The multi node change has been completed. The order consensus node process is modified on the basis of < hyperledger fabric 2.0 manual generation of CA certificate to build fabric network raft protocol > > and other processes remain unchanged. Again, this article is not a complete sequence of processes.
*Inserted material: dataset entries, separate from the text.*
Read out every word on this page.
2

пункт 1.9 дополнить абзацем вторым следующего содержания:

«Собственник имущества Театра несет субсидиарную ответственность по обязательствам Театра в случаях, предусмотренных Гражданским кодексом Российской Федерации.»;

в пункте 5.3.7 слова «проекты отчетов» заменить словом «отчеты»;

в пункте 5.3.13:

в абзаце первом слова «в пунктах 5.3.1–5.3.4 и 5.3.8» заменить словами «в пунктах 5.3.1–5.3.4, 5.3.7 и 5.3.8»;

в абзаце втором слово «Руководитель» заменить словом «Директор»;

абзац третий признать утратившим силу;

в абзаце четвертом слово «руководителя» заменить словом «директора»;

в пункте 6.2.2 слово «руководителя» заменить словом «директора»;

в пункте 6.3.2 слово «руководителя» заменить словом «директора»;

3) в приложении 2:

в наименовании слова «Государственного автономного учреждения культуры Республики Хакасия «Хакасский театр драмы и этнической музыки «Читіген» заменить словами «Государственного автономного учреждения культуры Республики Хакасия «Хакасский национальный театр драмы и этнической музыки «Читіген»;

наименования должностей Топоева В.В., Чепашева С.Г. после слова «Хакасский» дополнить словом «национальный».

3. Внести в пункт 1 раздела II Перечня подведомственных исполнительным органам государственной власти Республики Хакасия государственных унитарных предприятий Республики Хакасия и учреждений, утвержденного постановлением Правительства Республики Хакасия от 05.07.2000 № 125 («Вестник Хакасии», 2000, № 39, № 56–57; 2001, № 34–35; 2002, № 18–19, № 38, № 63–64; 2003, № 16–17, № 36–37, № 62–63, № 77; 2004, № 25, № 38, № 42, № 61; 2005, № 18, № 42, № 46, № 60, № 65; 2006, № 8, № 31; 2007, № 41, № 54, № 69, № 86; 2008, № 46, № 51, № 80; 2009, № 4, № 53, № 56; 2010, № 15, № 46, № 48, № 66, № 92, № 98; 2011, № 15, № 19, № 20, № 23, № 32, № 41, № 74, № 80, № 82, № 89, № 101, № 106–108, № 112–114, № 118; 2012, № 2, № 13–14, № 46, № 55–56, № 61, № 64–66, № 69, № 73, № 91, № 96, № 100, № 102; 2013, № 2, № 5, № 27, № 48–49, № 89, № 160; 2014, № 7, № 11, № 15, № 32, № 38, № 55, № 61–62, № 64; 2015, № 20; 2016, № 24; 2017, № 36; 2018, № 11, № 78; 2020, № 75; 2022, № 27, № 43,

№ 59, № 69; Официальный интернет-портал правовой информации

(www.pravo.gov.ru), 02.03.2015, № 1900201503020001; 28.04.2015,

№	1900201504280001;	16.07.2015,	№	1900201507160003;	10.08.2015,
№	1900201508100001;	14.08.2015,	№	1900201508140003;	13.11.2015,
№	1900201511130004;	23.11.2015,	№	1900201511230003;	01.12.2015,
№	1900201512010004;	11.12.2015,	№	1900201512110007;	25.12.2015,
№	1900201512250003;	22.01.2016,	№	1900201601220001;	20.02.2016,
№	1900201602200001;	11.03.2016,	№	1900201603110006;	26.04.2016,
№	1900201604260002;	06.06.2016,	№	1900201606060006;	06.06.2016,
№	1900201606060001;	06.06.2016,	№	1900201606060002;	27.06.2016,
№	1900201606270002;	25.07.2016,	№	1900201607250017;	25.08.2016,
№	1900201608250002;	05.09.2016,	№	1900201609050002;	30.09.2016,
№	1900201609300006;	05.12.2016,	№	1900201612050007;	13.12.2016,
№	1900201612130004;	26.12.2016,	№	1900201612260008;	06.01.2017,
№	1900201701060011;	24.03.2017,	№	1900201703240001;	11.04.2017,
In combination with these two articles, hyperledger fabric 2.0 manually generates CA certificates, builds fabric network raft protocol, and multi orderer node deployment, so it can be directly used in production environment.

If there is any mistake, please advise. thank you!